The most prevalent nosocomial infections can live or stay on surfaces for months, posing a continuing transmission risk. On dry surfaces, most gram-positive bacteria, including Enterococcus spp. (including VRE), Staphylococcus aureus (including MRSA), and Streptococcus pyogenes, can persist for months.

VRE has been cultured from frequently touched objects and has been found to survive on surfaces for more than three days. Dried cotton fabrics have been shown to support Enterococci that is resistant to vancomycin for up to 18 hours and fungi for more than five days.

Nanotechnology antimicrobials are promising because they limit the spread of bacteria by lowering the number of infection agents at frequent contact points (doorknobs, rails, tables, etc.). These new treatments have been certified by the Environmental Protection Agency and are being considered for use in hospitals and other settings where community-acquired illnesses spread quickly, such as cruise ships and jails. Environmental measures and adequate antibiotic use are the first steps in preventing the emergence of superbugs. According to studies, even if a patient does not need an antibiotic, a doctor is considerably more likely to prescribe one if they believe the patient does.
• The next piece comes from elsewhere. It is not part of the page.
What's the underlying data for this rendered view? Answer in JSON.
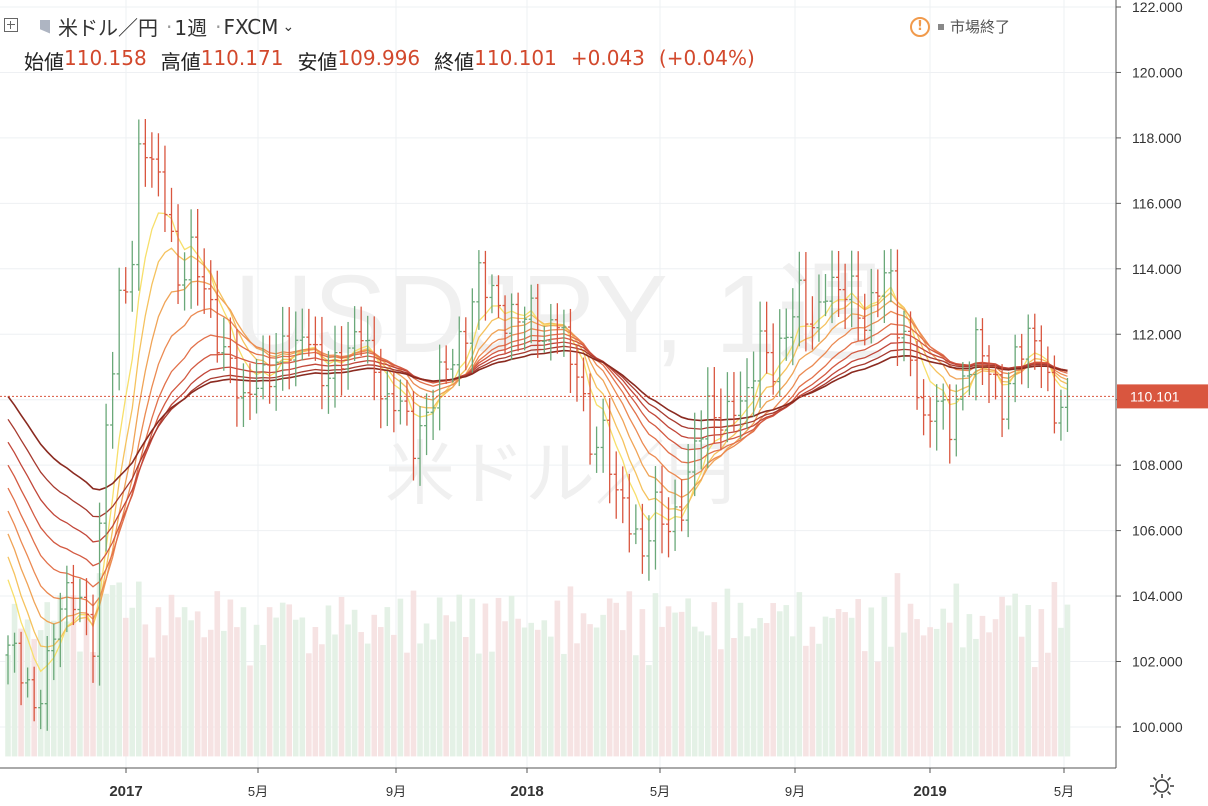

== Safety and effects to the environment ==

Antimicrobial nanotechnology is an environmentally friendly solution because it is based from water and contains no heavy metals, arsenic, tin, or polychlorinated phenols. According to tests, a garment treated with antimicrobial nanotechnology will degrade in a landfill in 5 years to carbon dioxide, nitrous oxide, and silicon dioxide.

== Using a nanotechnology antimicrobial ==

Biofilms are being developed as consumer products that can be sprayed or wiped over porous and nonporous surfaces. The microbe resistance of a surface treated with the appropriate antimicrobial nanotechnology can last up to 90 days, or the product's usable life, if protected during the production process.
On the preventative front, European researchers are developing MRSA-resistant nanotechnology-enhanced textiles that might be utilised in hospital gowns, curtains, bedding, and pillow coverings.